Meal delivery programs, whether from restaurants or services such as Blue Apron, have grown in popularity as cultural changes grow and time availability shrinks. Now McDonald's, an established expert in speedy preparation, is expanding into the delivery market. How well-positioned is it to do so?
A successful meal delivery system depends on its supply chain, an area where McDonald's has had to excel to meet demand. From 2010 through 2016, the company has received a top 10 spot in Gartner's Supply Chain Top 25, earning second place for the third year in a row. A horizontal supply chain in which close relationships between buyers and suppliers is encouraged, and suppliers are often long-term, valuable members of the chain. This contributes greatly to the chain's success. It's a sure bet that McDonald's and its supply chain team will have full alignment in place when the new delivery program begins.
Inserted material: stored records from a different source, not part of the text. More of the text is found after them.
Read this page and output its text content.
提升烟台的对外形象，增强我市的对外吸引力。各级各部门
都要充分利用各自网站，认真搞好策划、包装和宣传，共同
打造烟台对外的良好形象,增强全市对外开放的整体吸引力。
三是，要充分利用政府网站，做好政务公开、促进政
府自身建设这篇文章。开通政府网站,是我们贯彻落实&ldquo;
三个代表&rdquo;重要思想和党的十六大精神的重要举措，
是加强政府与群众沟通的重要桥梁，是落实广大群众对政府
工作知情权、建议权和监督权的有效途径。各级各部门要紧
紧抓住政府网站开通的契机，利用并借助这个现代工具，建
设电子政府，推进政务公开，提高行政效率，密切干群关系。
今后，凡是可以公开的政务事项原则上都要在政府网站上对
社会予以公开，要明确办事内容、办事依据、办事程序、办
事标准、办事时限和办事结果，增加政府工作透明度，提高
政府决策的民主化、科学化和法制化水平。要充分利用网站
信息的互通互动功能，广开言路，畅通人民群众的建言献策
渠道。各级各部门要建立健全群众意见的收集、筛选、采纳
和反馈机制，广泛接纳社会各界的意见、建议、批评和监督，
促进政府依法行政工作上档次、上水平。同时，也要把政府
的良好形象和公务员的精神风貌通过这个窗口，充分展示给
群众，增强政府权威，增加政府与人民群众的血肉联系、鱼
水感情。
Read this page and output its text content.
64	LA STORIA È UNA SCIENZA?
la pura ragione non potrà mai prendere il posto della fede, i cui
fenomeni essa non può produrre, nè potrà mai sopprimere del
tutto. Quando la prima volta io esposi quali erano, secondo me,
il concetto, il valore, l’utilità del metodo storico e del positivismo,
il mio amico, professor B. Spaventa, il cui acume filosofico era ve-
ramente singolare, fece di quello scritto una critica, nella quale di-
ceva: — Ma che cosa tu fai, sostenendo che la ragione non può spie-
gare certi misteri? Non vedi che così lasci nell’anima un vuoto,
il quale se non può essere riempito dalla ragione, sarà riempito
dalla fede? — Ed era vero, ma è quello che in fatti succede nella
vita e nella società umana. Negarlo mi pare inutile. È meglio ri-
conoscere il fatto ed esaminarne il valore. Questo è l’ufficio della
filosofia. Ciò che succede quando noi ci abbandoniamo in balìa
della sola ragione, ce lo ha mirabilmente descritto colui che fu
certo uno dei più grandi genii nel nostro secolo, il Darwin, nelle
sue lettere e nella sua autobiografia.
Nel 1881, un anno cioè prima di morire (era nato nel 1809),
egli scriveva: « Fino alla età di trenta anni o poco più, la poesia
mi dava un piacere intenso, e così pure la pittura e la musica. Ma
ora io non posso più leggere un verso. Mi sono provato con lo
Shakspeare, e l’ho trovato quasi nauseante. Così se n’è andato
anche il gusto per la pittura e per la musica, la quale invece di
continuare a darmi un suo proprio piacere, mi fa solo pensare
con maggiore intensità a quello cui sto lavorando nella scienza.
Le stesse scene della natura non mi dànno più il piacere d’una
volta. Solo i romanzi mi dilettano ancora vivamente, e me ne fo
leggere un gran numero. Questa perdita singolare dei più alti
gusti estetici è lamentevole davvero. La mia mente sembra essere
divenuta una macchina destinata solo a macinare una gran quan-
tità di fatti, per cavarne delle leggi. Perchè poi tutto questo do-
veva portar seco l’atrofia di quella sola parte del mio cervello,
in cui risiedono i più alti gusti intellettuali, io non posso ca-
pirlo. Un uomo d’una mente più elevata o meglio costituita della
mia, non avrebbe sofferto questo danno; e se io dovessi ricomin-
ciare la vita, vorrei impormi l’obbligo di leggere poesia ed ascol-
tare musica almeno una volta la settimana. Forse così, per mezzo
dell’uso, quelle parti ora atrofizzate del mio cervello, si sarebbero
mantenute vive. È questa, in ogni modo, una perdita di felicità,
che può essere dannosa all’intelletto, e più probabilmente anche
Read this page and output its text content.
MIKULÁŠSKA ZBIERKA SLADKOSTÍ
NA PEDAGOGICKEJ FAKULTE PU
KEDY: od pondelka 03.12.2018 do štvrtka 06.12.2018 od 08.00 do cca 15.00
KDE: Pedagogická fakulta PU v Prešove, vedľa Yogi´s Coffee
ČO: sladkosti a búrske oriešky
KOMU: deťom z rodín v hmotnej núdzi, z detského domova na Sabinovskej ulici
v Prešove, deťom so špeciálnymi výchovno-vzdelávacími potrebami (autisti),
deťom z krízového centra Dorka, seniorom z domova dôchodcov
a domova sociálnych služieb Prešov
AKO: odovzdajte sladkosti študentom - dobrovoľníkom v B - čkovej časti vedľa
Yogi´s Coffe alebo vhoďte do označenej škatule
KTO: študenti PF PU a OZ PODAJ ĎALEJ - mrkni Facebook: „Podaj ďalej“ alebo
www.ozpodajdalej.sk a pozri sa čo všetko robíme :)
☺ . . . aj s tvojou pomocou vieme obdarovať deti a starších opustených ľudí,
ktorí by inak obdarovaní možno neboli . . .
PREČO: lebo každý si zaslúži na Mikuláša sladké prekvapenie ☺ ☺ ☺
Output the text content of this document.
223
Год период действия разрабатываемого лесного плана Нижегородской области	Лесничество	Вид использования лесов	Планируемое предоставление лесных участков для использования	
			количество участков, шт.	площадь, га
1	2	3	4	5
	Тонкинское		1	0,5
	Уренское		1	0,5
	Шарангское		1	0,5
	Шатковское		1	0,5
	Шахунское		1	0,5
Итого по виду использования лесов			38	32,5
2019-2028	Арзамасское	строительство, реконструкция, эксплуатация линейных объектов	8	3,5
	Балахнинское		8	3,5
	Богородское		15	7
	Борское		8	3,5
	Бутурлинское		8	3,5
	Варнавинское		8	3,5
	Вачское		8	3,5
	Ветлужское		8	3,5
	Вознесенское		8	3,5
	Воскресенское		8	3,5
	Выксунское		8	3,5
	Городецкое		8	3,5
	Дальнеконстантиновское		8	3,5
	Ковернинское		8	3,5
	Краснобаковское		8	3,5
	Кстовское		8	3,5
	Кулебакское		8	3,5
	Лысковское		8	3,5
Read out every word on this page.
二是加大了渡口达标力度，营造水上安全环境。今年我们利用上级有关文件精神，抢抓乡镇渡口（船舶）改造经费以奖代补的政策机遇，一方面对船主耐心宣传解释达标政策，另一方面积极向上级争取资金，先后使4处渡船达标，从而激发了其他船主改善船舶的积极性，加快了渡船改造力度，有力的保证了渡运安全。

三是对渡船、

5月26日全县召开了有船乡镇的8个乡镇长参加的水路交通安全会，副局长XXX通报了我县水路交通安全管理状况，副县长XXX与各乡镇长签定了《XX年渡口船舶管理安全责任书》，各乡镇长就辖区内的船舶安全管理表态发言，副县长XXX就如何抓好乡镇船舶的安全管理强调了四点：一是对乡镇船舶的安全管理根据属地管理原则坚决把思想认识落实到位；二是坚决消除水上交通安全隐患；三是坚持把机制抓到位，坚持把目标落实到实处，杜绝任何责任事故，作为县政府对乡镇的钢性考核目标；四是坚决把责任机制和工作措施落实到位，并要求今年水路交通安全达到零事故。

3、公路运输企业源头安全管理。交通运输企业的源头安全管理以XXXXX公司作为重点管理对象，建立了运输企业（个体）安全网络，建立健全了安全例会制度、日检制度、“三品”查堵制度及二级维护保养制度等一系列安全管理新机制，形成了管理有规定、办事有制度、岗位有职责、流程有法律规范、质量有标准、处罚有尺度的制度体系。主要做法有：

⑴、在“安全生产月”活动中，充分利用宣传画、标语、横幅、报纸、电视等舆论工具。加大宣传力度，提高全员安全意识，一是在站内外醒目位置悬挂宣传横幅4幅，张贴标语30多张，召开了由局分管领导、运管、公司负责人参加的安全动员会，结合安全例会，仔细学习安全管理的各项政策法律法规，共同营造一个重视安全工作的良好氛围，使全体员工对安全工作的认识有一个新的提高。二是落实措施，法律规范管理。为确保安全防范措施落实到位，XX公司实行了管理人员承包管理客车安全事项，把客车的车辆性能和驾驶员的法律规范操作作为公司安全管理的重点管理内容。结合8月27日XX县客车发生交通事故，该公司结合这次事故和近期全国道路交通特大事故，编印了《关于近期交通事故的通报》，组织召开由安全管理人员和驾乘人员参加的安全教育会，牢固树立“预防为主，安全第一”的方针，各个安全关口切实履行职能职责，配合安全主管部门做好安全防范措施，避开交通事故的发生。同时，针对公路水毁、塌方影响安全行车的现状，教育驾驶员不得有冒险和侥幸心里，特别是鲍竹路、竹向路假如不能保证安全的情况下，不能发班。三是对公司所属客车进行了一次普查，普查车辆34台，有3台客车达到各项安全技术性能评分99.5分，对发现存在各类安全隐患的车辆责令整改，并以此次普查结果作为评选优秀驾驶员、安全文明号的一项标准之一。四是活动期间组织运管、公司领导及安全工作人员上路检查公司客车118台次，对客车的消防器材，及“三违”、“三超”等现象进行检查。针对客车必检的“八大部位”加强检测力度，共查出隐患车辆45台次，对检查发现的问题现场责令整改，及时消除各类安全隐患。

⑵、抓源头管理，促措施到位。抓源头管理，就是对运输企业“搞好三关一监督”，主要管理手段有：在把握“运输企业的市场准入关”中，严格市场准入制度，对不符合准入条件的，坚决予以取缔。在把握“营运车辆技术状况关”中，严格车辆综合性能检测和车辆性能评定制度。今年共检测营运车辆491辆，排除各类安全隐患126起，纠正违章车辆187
And yet, as the Bloomberg article notes, this shift to a mobile order and delivery model presents with it risks; namely, who will do the delivery? Will McDonald's build out their own shipping fleet following in the footsteps of Amazon, or perhaps outsource the service, as the article implies?
Combine this question with McDonald's statement that they are also targeting a boost in operating margins from a high 20 percent range to mid-40 percent. McDonald's is a $31 billion company with nearly 37,000 restaurants that employ 420,000 people. Given that the business model is so entrenched with tight profit margins and little variability, how might a company of that size so radically alter its operating costs? Perhaps the red-haired little girl down the street knows the way.